1 Reviewer W3dN

1.1 Rebuttal

Thanks for your valuable comments! Here are our responses to your proposed weaknesses and questions.

Response to weakness 1:

We had already conducted a third dataset called Combined-20. Please find it in supplemental material section B. Combined-20 is a much more complex and realistic benchmark.

There are mainly three ways to construct continual learning datasets: permute the pixels, split by class, and combine different dataset sources. Combined-20 represents the third way by combining 20 distinct datasets commonly used in machine learning, each forming a separate task. The 20 datasets are: CIFAR-10, CIFAR-100, MNIST, SVHN, Fashion-MNIST, TrafficSigns, FaceScrub, NotMNIST, EMNIST Digits, EMNIST Letters, Arabic Handwritten Digits, Kannada-MNIST, Sign Language MNIST, Kuzushiji-MNIST, Food-101, Linnaeus 5, Caltech 101, EuroSAT, DTD, Country 211.

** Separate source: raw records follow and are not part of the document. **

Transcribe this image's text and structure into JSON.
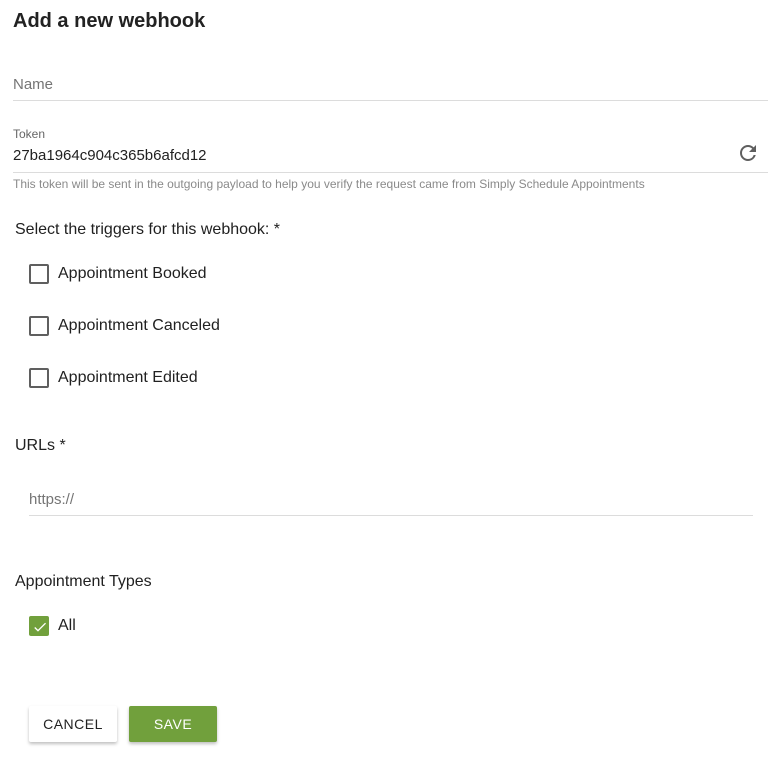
{
  "dialog": {
    "title": "Add a new webhook"
  },
  "name_field": {
    "placeholder": "Name",
    "value": ""
  },
  "token": {
    "label": "Token",
    "value": "27ba1964c904c365b6afcd12",
    "hint": "This token will be sent in the outgoing payload to help you verify the request came from Simply Schedule Appointments"
  },
  "triggers": {
    "label": "Select the triggers for this webhook: *",
    "items": [
      {
        "label": "Appointment Booked",
        "checked": false
      },
      {
        "label": "Appointment Canceled",
        "checked": false
      },
      {
        "label": "Appointment Edited",
        "checked": false
      }
    ]
  },
  "urls": {
    "label": "URLs *",
    "placeholder": "https://",
    "value": ""
  },
  "appointment_types": {
    "label": "Appointment Types",
    "items": [
      {
        "label": "All",
        "checked": true
      }
    ]
  },
  "actions": {
    "cancel_label": "CANCEL",
    "save_label": "SAVE"
  },
  "colors": {
    "accent": "#71a03c",
    "text": "#212121",
    "hint": "#8a8a8a"
  },
  "icons": {
    "refresh": "refresh-icon",
    "check": "checkmark-icon"
  }
}
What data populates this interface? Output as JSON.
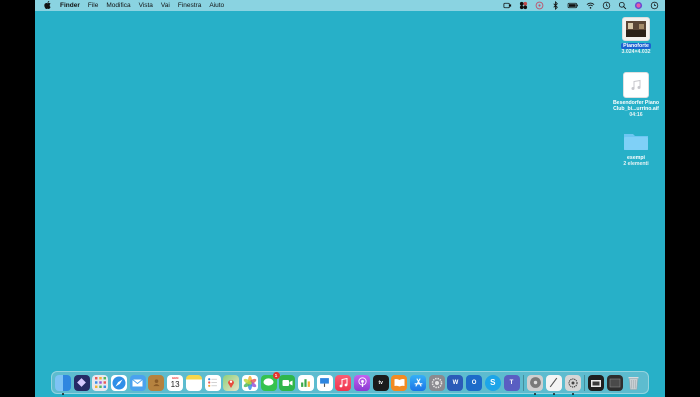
{
  "menubar": {
    "app_name": "Finder",
    "items": [
      "File",
      "Modifica",
      "Vista",
      "Vai",
      "Finestra",
      "Aiuto"
    ]
  },
  "status_icons": [
    "screen-record-icon",
    "control-center-icon",
    "focus-icon",
    "bluetooth-icon",
    "battery-icon",
    "wifi-icon",
    "time-machine-icon",
    "spotlight-search-icon",
    "siri-icon",
    "clock-icon"
  ],
  "desktop": {
    "items": [
      {
        "name": "Pianoforte",
        "sub": "3.024×4.032",
        "kind": "image",
        "selected": true
      },
      {
        "name": "Besendorfer Piano Club_bi...urrino.aif",
        "sub": "04:16",
        "kind": "audio",
        "selected": false
      },
      {
        "name": "esempi",
        "sub": "2 elementi",
        "kind": "folder",
        "selected": false
      }
    ]
  },
  "dock": {
    "calendar_month": "GEN",
    "calendar_day": "13",
    "messages_badge": "1",
    "apps": [
      {
        "name": "finder",
        "color": "#3a8ee6"
      },
      {
        "name": "siri",
        "color": "#2b2d6e"
      },
      {
        "name": "launchpad",
        "color": "#e9e9ee"
      },
      {
        "name": "safari",
        "color": "#3c8ce7"
      },
      {
        "name": "mail",
        "color": "#4aa2ee"
      },
      {
        "name": "notes-brown",
        "color": "#b07a3c"
      },
      {
        "name": "calendar",
        "color": "#ffffff"
      },
      {
        "name": "notes",
        "color": "#f6e27a"
      },
      {
        "name": "reminders",
        "color": "#ffffff"
      },
      {
        "name": "maps",
        "color": "#6fc26a"
      },
      {
        "name": "photos",
        "color": "#f0f0f0"
      },
      {
        "name": "messages",
        "color": "#36c24f"
      },
      {
        "name": "facetime",
        "color": "#2fb64a"
      },
      {
        "name": "numbers",
        "color": "#3aa84a"
      },
      {
        "name": "keynote-like",
        "color": "#ffffff"
      },
      {
        "name": "music",
        "color": "#f04a5d"
      },
      {
        "name": "podcasts",
        "color": "#9b4fd6"
      },
      {
        "name": "apple-tv",
        "color": "#1b1b1b"
      },
      {
        "name": "books",
        "color": "#f28b23"
      },
      {
        "name": "app-store",
        "color": "#1f8ff0"
      },
      {
        "name": "system-preferences",
        "color": "#7d7d82"
      },
      {
        "name": "word",
        "color": "#2b5bb8"
      },
      {
        "name": "outlook",
        "color": "#1d6bc9"
      },
      {
        "name": "skype",
        "color": "#1da5e8"
      },
      {
        "name": "teams",
        "color": "#5a5ec2"
      }
    ],
    "apps2": [
      {
        "name": "disk-utility",
        "color": "#7a7a7a"
      },
      {
        "name": "textedit",
        "color": "#f4f4f4"
      },
      {
        "name": "system-information",
        "color": "#d6d6d6"
      }
    ],
    "apps3": [
      {
        "name": "downloads",
        "color": "#2b2b2b"
      },
      {
        "name": "screenshot-stack",
        "color": "#3a3a3a"
      },
      {
        "name": "trash",
        "color": "#b9c1c6"
      }
    ]
  }
}
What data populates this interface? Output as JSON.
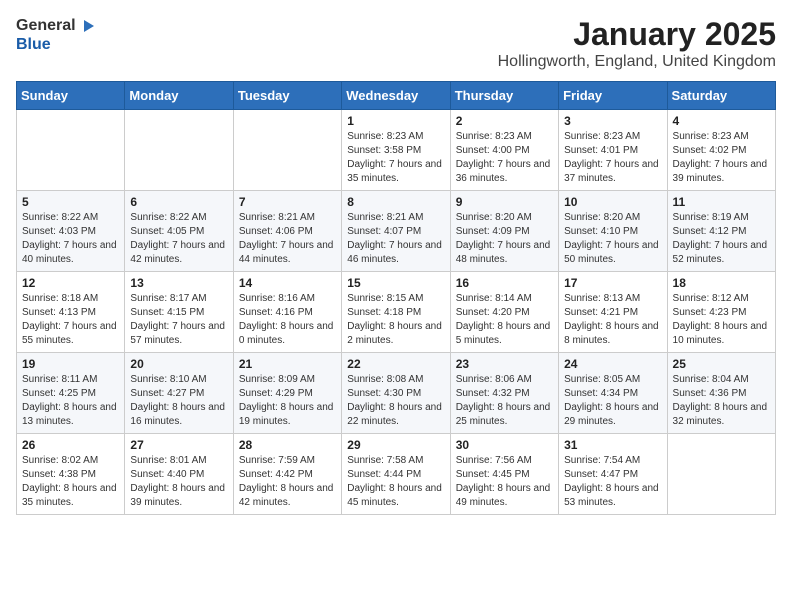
{
  "header": {
    "logo_general": "General",
    "logo_blue": "Blue",
    "title": "January 2025",
    "subtitle": "Hollingworth, England, United Kingdom"
  },
  "weekdays": [
    "Sunday",
    "Monday",
    "Tuesday",
    "Wednesday",
    "Thursday",
    "Friday",
    "Saturday"
  ],
  "weeks": [
    [
      {
        "day": "",
        "info": ""
      },
      {
        "day": "",
        "info": ""
      },
      {
        "day": "",
        "info": ""
      },
      {
        "day": "1",
        "info": "Sunrise: 8:23 AM\nSunset: 3:58 PM\nDaylight: 7 hours and 35 minutes."
      },
      {
        "day": "2",
        "info": "Sunrise: 8:23 AM\nSunset: 4:00 PM\nDaylight: 7 hours and 36 minutes."
      },
      {
        "day": "3",
        "info": "Sunrise: 8:23 AM\nSunset: 4:01 PM\nDaylight: 7 hours and 37 minutes."
      },
      {
        "day": "4",
        "info": "Sunrise: 8:23 AM\nSunset: 4:02 PM\nDaylight: 7 hours and 39 minutes."
      }
    ],
    [
      {
        "day": "5",
        "info": "Sunrise: 8:22 AM\nSunset: 4:03 PM\nDaylight: 7 hours and 40 minutes."
      },
      {
        "day": "6",
        "info": "Sunrise: 8:22 AM\nSunset: 4:05 PM\nDaylight: 7 hours and 42 minutes."
      },
      {
        "day": "7",
        "info": "Sunrise: 8:21 AM\nSunset: 4:06 PM\nDaylight: 7 hours and 44 minutes."
      },
      {
        "day": "8",
        "info": "Sunrise: 8:21 AM\nSunset: 4:07 PM\nDaylight: 7 hours and 46 minutes."
      },
      {
        "day": "9",
        "info": "Sunrise: 8:20 AM\nSunset: 4:09 PM\nDaylight: 7 hours and 48 minutes."
      },
      {
        "day": "10",
        "info": "Sunrise: 8:20 AM\nSunset: 4:10 PM\nDaylight: 7 hours and 50 minutes."
      },
      {
        "day": "11",
        "info": "Sunrise: 8:19 AM\nSunset: 4:12 PM\nDaylight: 7 hours and 52 minutes."
      }
    ],
    [
      {
        "day": "12",
        "info": "Sunrise: 8:18 AM\nSunset: 4:13 PM\nDaylight: 7 hours and 55 minutes."
      },
      {
        "day": "13",
        "info": "Sunrise: 8:17 AM\nSunset: 4:15 PM\nDaylight: 7 hours and 57 minutes."
      },
      {
        "day": "14",
        "info": "Sunrise: 8:16 AM\nSunset: 4:16 PM\nDaylight: 8 hours and 0 minutes."
      },
      {
        "day": "15",
        "info": "Sunrise: 8:15 AM\nSunset: 4:18 PM\nDaylight: 8 hours and 2 minutes."
      },
      {
        "day": "16",
        "info": "Sunrise: 8:14 AM\nSunset: 4:20 PM\nDaylight: 8 hours and 5 minutes."
      },
      {
        "day": "17",
        "info": "Sunrise: 8:13 AM\nSunset: 4:21 PM\nDaylight: 8 hours and 8 minutes."
      },
      {
        "day": "18",
        "info": "Sunrise: 8:12 AM\nSunset: 4:23 PM\nDaylight: 8 hours and 10 minutes."
      }
    ],
    [
      {
        "day": "19",
        "info": "Sunrise: 8:11 AM\nSunset: 4:25 PM\nDaylight: 8 hours and 13 minutes."
      },
      {
        "day": "20",
        "info": "Sunrise: 8:10 AM\nSunset: 4:27 PM\nDaylight: 8 hours and 16 minutes."
      },
      {
        "day": "21",
        "info": "Sunrise: 8:09 AM\nSunset: 4:29 PM\nDaylight: 8 hours and 19 minutes."
      },
      {
        "day": "22",
        "info": "Sunrise: 8:08 AM\nSunset: 4:30 PM\nDaylight: 8 hours and 22 minutes."
      },
      {
        "day": "23",
        "info": "Sunrise: 8:06 AM\nSunset: 4:32 PM\nDaylight: 8 hours and 25 minutes."
      },
      {
        "day": "24",
        "info": "Sunrise: 8:05 AM\nSunset: 4:34 PM\nDaylight: 8 hours and 29 minutes."
      },
      {
        "day": "25",
        "info": "Sunrise: 8:04 AM\nSunset: 4:36 PM\nDaylight: 8 hours and 32 minutes."
      }
    ],
    [
      {
        "day": "26",
        "info": "Sunrise: 8:02 AM\nSunset: 4:38 PM\nDaylight: 8 hours and 35 minutes."
      },
      {
        "day": "27",
        "info": "Sunrise: 8:01 AM\nSunset: 4:40 PM\nDaylight: 8 hours and 39 minutes."
      },
      {
        "day": "28",
        "info": "Sunrise: 7:59 AM\nSunset: 4:42 PM\nDaylight: 8 hours and 42 minutes."
      },
      {
        "day": "29",
        "info": "Sunrise: 7:58 AM\nSunset: 4:44 PM\nDaylight: 8 hours and 45 minutes."
      },
      {
        "day": "30",
        "info": "Sunrise: 7:56 AM\nSunset: 4:45 PM\nDaylight: 8 hours and 49 minutes."
      },
      {
        "day": "31",
        "info": "Sunrise: 7:54 AM\nSunset: 4:47 PM\nDaylight: 8 hours and 53 minutes."
      },
      {
        "day": "",
        "info": ""
      }
    ]
  ]
}
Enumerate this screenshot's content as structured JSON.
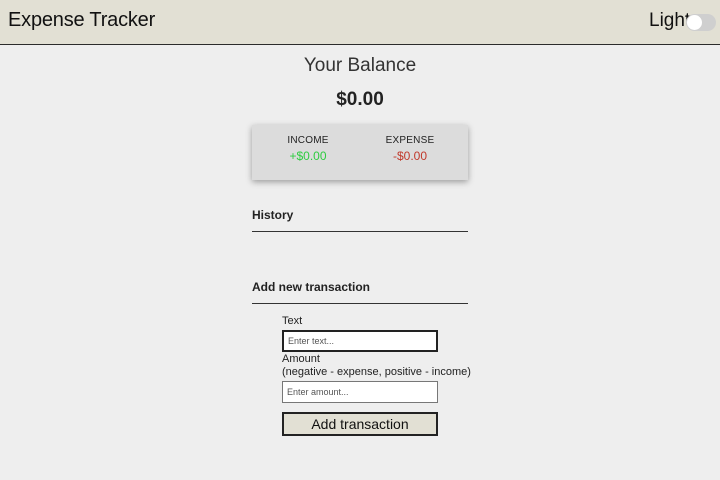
{
  "navbar": {
    "title": "Expense Tracker",
    "theme_label": "Light",
    "theme_toggle_state": "off"
  },
  "balance": {
    "title": "Your Balance",
    "amount": "$0.00"
  },
  "summary": {
    "income_label": "INCOME",
    "income_value": "+$0.00",
    "expense_label": "EXPENSE",
    "expense_value": "-$0.00"
  },
  "history": {
    "heading": "History"
  },
  "form": {
    "heading": "Add new transaction",
    "text_label": "Text",
    "text_placeholder": "Enter text...",
    "amount_label": "Amount",
    "amount_hint": "(negative - expense, positive - income)",
    "amount_placeholder": "Enter amount...",
    "submit_label": "Add transaction"
  },
  "colors": {
    "navbar_bg": "#e2e0d4",
    "page_bg": "#eeeeee",
    "income": "#2ecc40",
    "expense": "#c0392b"
  }
}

Response to weakness 2 and question 3:

We had stated the training time of our experiments in supplemental material section F, part “Training Details”. The experiment setting and very detailed information of the environment where we run the codes, including GPUs, Python package versions (PyTorch, Captum), seeds, etc, are provided in the supplemental material so this training time information is guaranteed to be practical and reproducible.

In our statistics, FG-AdaHAT using most of our importance measures takes reasonable hours to train in our practices, but there is one exception: Feature Ablation. The Feature Ablation significantly exceeded the time budget under the same experimental conditions. However, this Feature Ablation is a very vanilla method to calculate neuron importance. There are many alternative methods to use.

We will organise them into more detailed profiling results in the camera ready version.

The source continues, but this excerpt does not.